Since the command can be called throughout the test script, create tests that check for performance regressions across core business flows and screens. For example, evaluate pages that load following a successful login event or require multiple steps to trigger.

note

sauce:performance is only aware of the performance metrics of the get URL command that was called before it and not able to capture metrics for views that were navigated via webdriver actions (e.g button clicks). In this example, the custom command returns performance metrics for the /inventory.html URL.

describe('Performance Demo Test', function () {
const { title } = this;

it('Asserts for regressions on the inventory page', () => {
// log into the app
browser.url('https://www.saucedemo.com');
const username = $('[data-test="username"]');
username.setValue('standard_user');
const password = $('[data-test="password"]');
password.setValue('secret_sauce');
const loginButton = $('.login-button');
loginButton.click();
browser.url('/inventory.html');
// assert performance of pageLoad has not regressed.
const performanceOutput = browser.execute('sauce:performance', {
name: title,
metrics: ['load'] });
assert.equal(performanceOutput.result, 'pass', performanceOutput.reason);
});
});

Sample Response

The following response is returned when the Page Load metric is above the expected baseline.

"reason": "Metrics [load] are significantly out of the baseline",
"result": "fail",
"details": {
"load": {
"actual": 12178,
"lowerLimit": 813.6839391929948,
"upperLimit": 2910.759098781689
}
}

Logging Performance Results

You can also send your performance results to the log that is viewable from the Sauce Labs test result page.

View Logs

To enable this, configure sauce:performance within the sauce:log command. Set the fullReport option to true in the configuration to capture extended details about the performance configuration, aside from just the metrics output.
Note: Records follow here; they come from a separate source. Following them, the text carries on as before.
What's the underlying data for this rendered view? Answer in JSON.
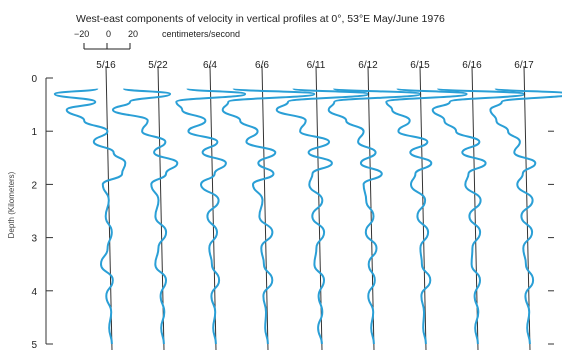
{
  "chart_data": {
    "type": "line",
    "title": "West-east components of velocity in vertical profiles at 0°, 53°E May/June 1976",
    "scale": {
      "ticks": [
        "−20",
        "0",
        "20"
      ],
      "unit": "centimeters/second"
    },
    "ylabel": "Depth (Kilometers)",
    "y_ticks": [
      "0",
      "1",
      "2",
      "3",
      "4",
      "5"
    ],
    "ylim": [
      0,
      5
    ],
    "profiles": [
      {
        "date": "5/16",
        "depth": [
          0.2,
          0.3,
          0.45,
          0.6,
          0.8,
          1.0,
          1.2,
          1.4,
          1.6,
          1.8,
          2.0,
          2.3,
          2.6,
          2.9,
          3.2,
          3.5,
          3.8,
          4.1,
          4.4,
          4.7,
          5.0
        ],
        "velocity": [
          -8,
          -45,
          -10,
          -35,
          -20,
          0,
          -12,
          5,
          15,
          12,
          -5,
          0,
          -3,
          2,
          -2,
          -8,
          2,
          -4,
          0,
          -2,
          0
        ]
      },
      {
        "date": "5/22",
        "depth": [
          0.2,
          0.3,
          0.45,
          0.6,
          0.8,
          1.0,
          1.2,
          1.4,
          1.6,
          1.8,
          2.0,
          2.3,
          2.6,
          2.9,
          3.2,
          3.5,
          3.8,
          4.1,
          4.4,
          4.7,
          5.0
        ],
        "velocity": [
          -30,
          10,
          -25,
          -40,
          -10,
          -15,
          5,
          -5,
          15,
          5,
          -8,
          -2,
          -5,
          4,
          -3,
          -6,
          3,
          -2,
          1,
          -2,
          0
        ]
      },
      {
        "date": "6/4",
        "depth": [
          0.2,
          0.3,
          0.45,
          0.6,
          0.8,
          1.0,
          1.2,
          1.4,
          1.6,
          1.8,
          2.0,
          2.3,
          2.6,
          2.9,
          3.2,
          3.5,
          3.8,
          4.1,
          4.4,
          4.7,
          5.0
        ],
        "velocity": [
          -20,
          30,
          -30,
          -25,
          -5,
          -20,
          5,
          -8,
          12,
          2,
          -10,
          5,
          -5,
          3,
          -4,
          -2,
          4,
          -3,
          0,
          -2,
          0
        ]
      },
      {
        "date": "6/6",
        "depth": [
          0.2,
          0.3,
          0.45,
          0.6,
          0.8,
          1.0,
          1.2,
          1.4,
          1.6,
          1.8,
          2.0,
          2.3,
          2.6,
          2.9,
          3.2,
          3.5,
          3.8,
          4.1,
          4.4,
          4.7,
          5.0
        ],
        "velocity": [
          -25,
          45,
          -30,
          -35,
          -20,
          -5,
          -15,
          10,
          -5,
          8,
          -10,
          -2,
          -5,
          6,
          -4,
          -2,
          5,
          -3,
          -1,
          -2,
          0
        ]
      },
      {
        "date": "6/11",
        "depth": [
          0.2,
          0.3,
          0.45,
          0.6,
          0.8,
          1.0,
          1.2,
          1.4,
          1.6,
          1.8,
          2.0,
          2.3,
          2.6,
          2.9,
          3.2,
          3.5,
          3.8,
          4.1,
          4.4,
          4.7,
          5.0
        ],
        "velocity": [
          -20,
          45,
          -25,
          -35,
          -10,
          -15,
          10,
          -8,
          12,
          -5,
          -8,
          3,
          -6,
          4,
          -3,
          -5,
          3,
          -2,
          1,
          -3,
          0
        ]
      },
      {
        "date": "6/12",
        "depth": [
          0.2,
          0.3,
          0.45,
          0.6,
          0.8,
          1.0,
          1.2,
          1.4,
          1.6,
          1.8,
          2.0,
          2.3,
          2.6,
          2.9,
          3.2,
          3.5,
          3.8,
          4.1,
          4.4,
          4.7,
          5.0
        ],
        "velocity": [
          -30,
          45,
          -30,
          -35,
          -20,
          -5,
          -10,
          5,
          -8,
          10,
          -6,
          -4,
          2,
          -5,
          4,
          -3,
          2,
          -4,
          0,
          -2,
          0
        ]
      },
      {
        "date": "6/15",
        "depth": [
          0.2,
          0.3,
          0.45,
          0.6,
          0.8,
          1.0,
          1.2,
          1.4,
          1.6,
          1.8,
          2.0,
          2.3,
          2.6,
          2.9,
          3.2,
          3.5,
          3.8,
          4.1,
          4.4,
          4.7,
          5.0
        ],
        "velocity": [
          -20,
          40,
          -30,
          -25,
          -10,
          -20,
          5,
          -10,
          8,
          -6,
          -10,
          2,
          -5,
          4,
          -3,
          -2,
          5,
          -3,
          -1,
          -2,
          0
        ]
      },
      {
        "date": "6/16",
        "depth": [
          0.2,
          0.3,
          0.45,
          0.6,
          0.8,
          1.0,
          1.2,
          1.4,
          1.6,
          1.8,
          2.0,
          2.3,
          2.6,
          2.9,
          3.2,
          3.5,
          3.8,
          4.1,
          4.4,
          4.7,
          5.0
        ],
        "velocity": [
          -30,
          45,
          -20,
          -35,
          -25,
          -15,
          5,
          -10,
          10,
          -5,
          -8,
          5,
          -5,
          4,
          -3,
          -4,
          3,
          -2,
          1,
          -2,
          0
        ]
      },
      {
        "date": "6/17",
        "depth": [
          0.2,
          0.3,
          0.45,
          0.6,
          0.8,
          1.0,
          1.2,
          1.4,
          1.6,
          1.8,
          2.0,
          2.3,
          2.6,
          2.9,
          3.2,
          3.5,
          3.8,
          4.1,
          4.4,
          4.7,
          5.0
        ],
        "velocity": [
          -25,
          40,
          -20,
          -30,
          -25,
          -15,
          -5,
          -10,
          8,
          -3,
          -8,
          5,
          -5,
          4,
          -4,
          -2,
          4,
          -3,
          0,
          -2,
          0
        ]
      }
    ],
    "line_color": "#2a9fd6",
    "baseline_color": "#333333",
    "grid": false
  }
}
See the complete Python performance demo.
def test_speed_index(self, driver):
self.setUpClass(driver)
metrics = ["load", "speedIndex", "pageWeight", "pageWeightEncoded", "timeToFirstByte",
"timeToFirstInteractive", "firstContentfulPaint", "perceptualSpeedIndex", "domContentLoaded"]
performance = driver.execute_script("sauce:log", {"type": "sauce:performance", options: {fullReport: true}})
for metric in metrics:
assert performance["speedIndex"] < 1000

In addition to reviewing the log in Sauce Labs, you can retrieve the log locally by calling:

driver.execute('sauce:log', {type: 'sauce:performance'});

note

See Using Extended Debugging for additional network and logging options enabled with extended debugging.